Given the choice between story and scripture, I have to choose scripture. Bell is certainly a good storyteller, and avoids dogmatic statements while making some really good points. I have to agree with him that we have over-simplified the gospel to mean mere fire insurance. But he goes too far the other way, stopping just short of declaring himself a full universalist, but still strongly implying that all will eventually be saved. Hell is not a place to him, as taught in so many passages in scripture, but it is a state of horrible conditions on earth: famine, holocausts, domestic abuse, sexual slavery are all forms of hell. Jesus will redeem the earth and rescue us all from this earthly hell. Amen to Jesus' redemptive work, but as hellish as those human experiences are they are not
hell.
Not so fast, Chan and Sprinkle argue. Jesus taught in the context of a Jewish theology and culture that firmly believed in hell as a place of suffering. He never denied that, and that cosmology is supported in his teaching. Good stories aside, the one story we should avoid is the one that starts, "If I were God, I would never. . . ." That seems to be Bell's take: if he were God, he would not send anyone to hell. But just as the clay can't tell the potter how to shape it, much less understand it, neither can we understand all the ways of God.
My pastor, Jack Deere, has responded to this and other heresies in some recent sermons. (There, I said it: heresy. Bell is teaching heresy. Jack never names Bell, but I am thinking he would agree.) He made a couple of relevant points.
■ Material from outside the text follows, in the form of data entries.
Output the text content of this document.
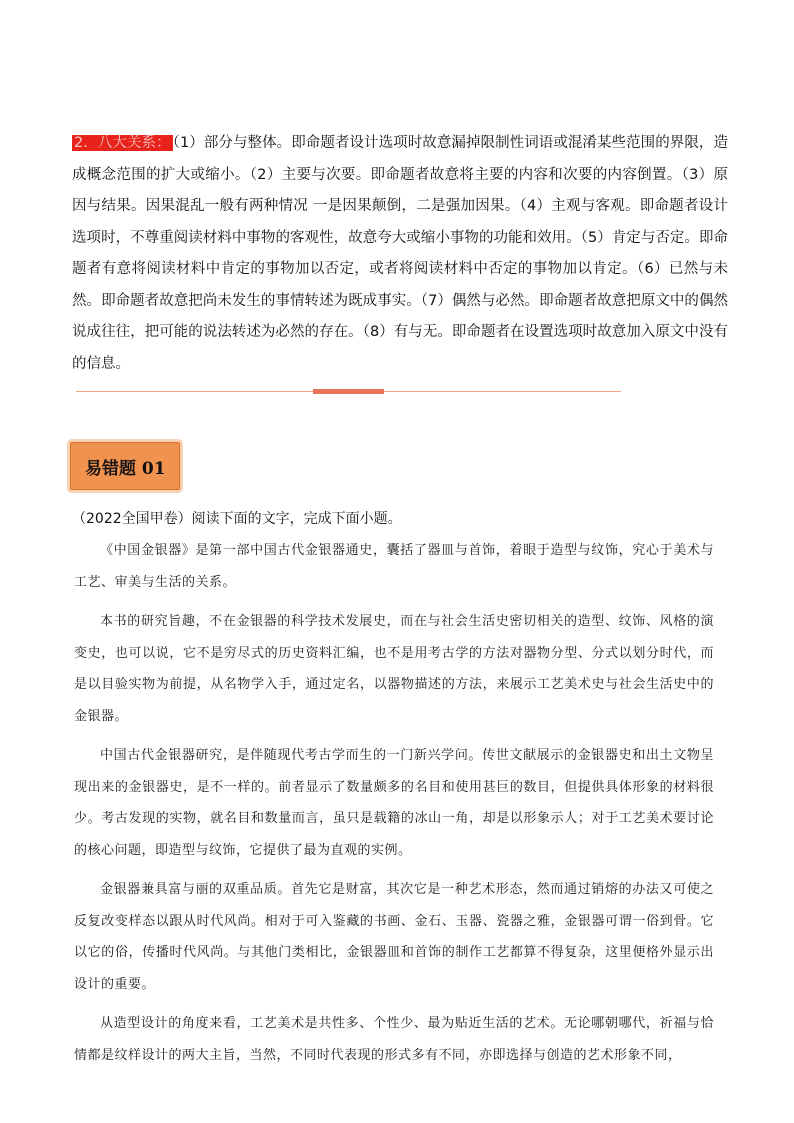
2．八大关系： （1）部分与整体。即命题者设计选项时故意漏掉限制性词语或混淆某些范围的界限，造成概念范围的扩大或缩小。（2）主要与次要。即命题者故意将主要的内容和次要的内容倒置。（3）原因与结果。因果混乱一般有两种情况 一是因果颠倒，二是强加因果。（4）主观与客观。即命题者设计选项时，不尊重阅读材料中事物的客观性，故意夸大或缩小事物的功能和效用。（5）肯定与否定。即命题者有意将阅读材料中肯定的事物加以否定，或者将阅读材料中否定的事物加以肯定。（6）已然与未然。即命题者故意把尚未发生的事情转述为既成事实。（7）偶然与必然。即命题者故意把原文中的偶然说成往往，把可能的说法转述为必然的存在。（8）有与无。即命题者在设置选项时故意加入原文中没有的信息。
易错题 01
（2022全国甲卷）阅读下面的文字，完成下面小题。

《中国金银器》是第一部中国古代金银器通史，囊括了器皿与首饰，着眼于造型与纹饰，究心于美术与工艺、审美与生活的关系。

本书的研究旨趣，不在金银器的科学技术发展史，而在与社会生活史密切相关的造型、纹饰、风格的演变史，也可以说，它不是穷尽式的历史资料汇编，也不是用考古学的方法对器物分型、分式以划分时代，而是以目验实物为前提，从名物学入手，通过定名，以器物描述的方法，来展示工艺美术史与社会生活史中的金银器。

中国古代金银器研究，是伴随现代考古学而生的一门新兴学问。传世文献展示的金银器史和出土文物呈现出来的金银器史，是不一样的。前者显示了数量颇多的名目和使用甚巨的数目，但提供具体形象的材料很少。考古发现的实物，就名目和数量而言，虽只是载籍的冰山一角，却是以形象示人；对于工艺美术要讨论的核心问题，即造型与纹饰，它提供了最为直观的实例。

金银器兼具富与丽的双重品质。首先它是财富，其次它是一种艺术形态，然而通过销熔的办法又可使之反复改变样态以跟从时代风尚。相对于可入鉴藏的书画、金石、玉器、瓷器之雅，金银器可谓一俗到骨。它以它的俗，传播时代风尚。与其他门类相比，金银器皿和首饰的制作工艺都算不得复杂，这里便格外显示出设计的重要。

从造型设计的角度来看，工艺美术是共性多、个性少、最为贴近生活的艺术。无论哪朝哪代，祈福与恰情都是纹样设计的两大主旨，当然，不同时代表现的形式多有不同，亦即选择与创造的艺术形象不同，
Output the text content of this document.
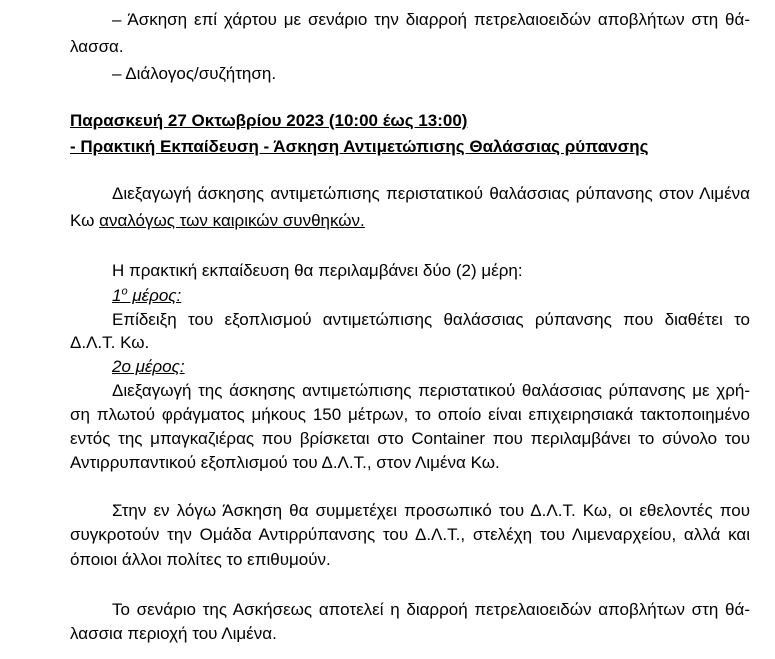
– Άσκηση επί χάρτου με σενάριο την διαρροή πετρελαιοειδών αποβλήτων στη θά-
λασσα.
– Διάλογος/συζήτηση.
Παρασκευή 27 Οκτωβρίου 2023 (10:00 έως 13:00)
- Πρακτική Εκπαίδευση - Άσκηση Αντιμετώπισης Θαλάσσιας ρύπανσης
Διεξαγωγή άσκησης αντιμετώπισης περιστατικού θαλάσσιας ρύπανσης στον Λιμένα
Κω αναλόγως των καιρικών συνθηκών.
Η πρακτική εκπαίδευση θα περιλαμβάνει δύο (2) μέρη:
$1^o$ μέρος:
Επίδειξη του εξοπλισμού αντιμετώπισης θαλάσσιας ρύπανσης που διαθέτει το
Δ.Λ.Τ. Κω.
2ο μέρος:
Διεξαγωγή της άσκησης αντιμετώπισης περιστατικού θαλάσσιας ρύπανσης με χρή-
ση πλωτού φράγματος μήκους 150 μέτρων, το οποίο είναι επιχειρησιακά τακτοποιημένο
εντός της μπαγκαζιέρας που βρίσκεται στο Container που περιλαμβάνει το σύνολο του
Αντιρρυπαντικού εξοπλισμού του Δ.Λ.Τ., στον Λιμένα Κω.
Στην εν λόγω Άσκηση θα συμμετέχει προσωπικό του Δ.Λ.Τ. Κω, οι εθελοντές που
συγκροτούν την Ομάδα Αντιρρύπανσης του Δ.Λ.Τ., στελέχη του Λιμεναρχείου, αλλά και
όποιοι άλλοι πολίτες το επιθυμούν.
Το σενάριο της Ασκήσεως αποτελεί η διαρροή πετρελαιοειδών αποβλήτων στη θά-
λασσια περιοχή του Λιμένα.
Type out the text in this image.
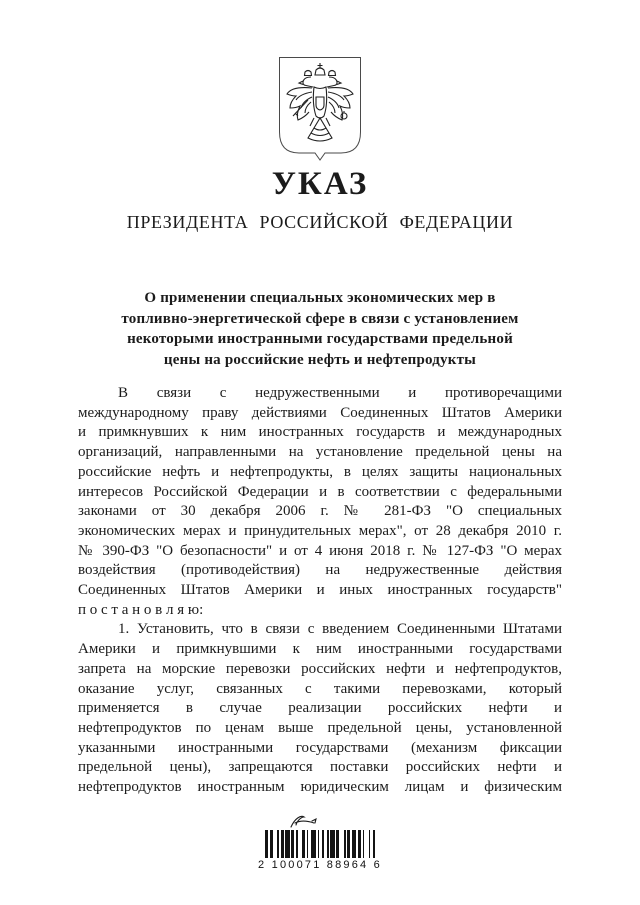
УКАЗ
ПРЕЗИДЕНТА РОССИЙСКОЙ ФЕДЕРАЦИИ
О применении специальных экономических мер в
топливно-энергетической сфере в связи с установлением
некоторыми иностранными государствами предельной
цены на российские нефть и нефтепродукты
В связи с недружественными и противоречащими
международному праву действиями Соединенных Штатов Америки
и примкнувших к ним иностранных государств и международных
организаций, направленными на установление предельной цены на
российские нефть и нефтепродукты, в целях защиты национальных
интересов Российской Федерации и в соответствии с федеральными
законами от 30 декабря 2006 г. № 281-ФЗ "О специальных
экономических мерах и принудительных мерах", от 28 декабря 2010 г.
№ 390-ФЗ "О безопасности" и от 4 июня 2018 г. № 127-ФЗ "О мерах
воздействия (противодействия) на недружественные действия
Соединенных Штатов Америки и иных иностранных государств"
п о с т а н о в л я ю:
1. Установить, что в связи с введением Соединенными Штатами
Америки и примкнувшими к ним иностранными государствами
запрета на морские перевозки российских нефти и нефтепродуктов,
оказание услуг, связанных с такими перевозками, который
применяется в случае реализации российских нефти и
нефтепродуктов по ценам выше предельной цены, установленной
указанными иностранными государствами (механизм фиксации
предельной цены), запрещаются поставки российских нефти и
нефтепродуктов иностранным юридическим лицам и физическим
2 100071 88964 6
First of all, we should never put our own reason before scripture. Sure, we might be able to come up with some good arguments to support a point of view, but it our conclusions are out of line with scripture, we have to lean on God's word. A second, related point is that mysteries are OK. Predestination, Trinitarianism, inspiration, all leave us with unanswered questions. But the author of those questions is much bigger than we are, and we can't expect to have perfect understanding of his ways.
Both Chan and Bell have a compelling writing style and a refreshing humility when it comes the their teaching. But Chan's approach, based in scripture, must prevail. It's not without a cost, though. If there is an actual hell, where people who don't know Christ will suffer, the burden is on us who do know him to live as if that's true. People we meet every day, people we love, are destined to suffer there. Our task is to partner with God in leading people to relationship with Christ. It would be much easier to agree with Bell, that we'll all end up in heaven anyway, so no big deal, but I'm afraid we don't have that option.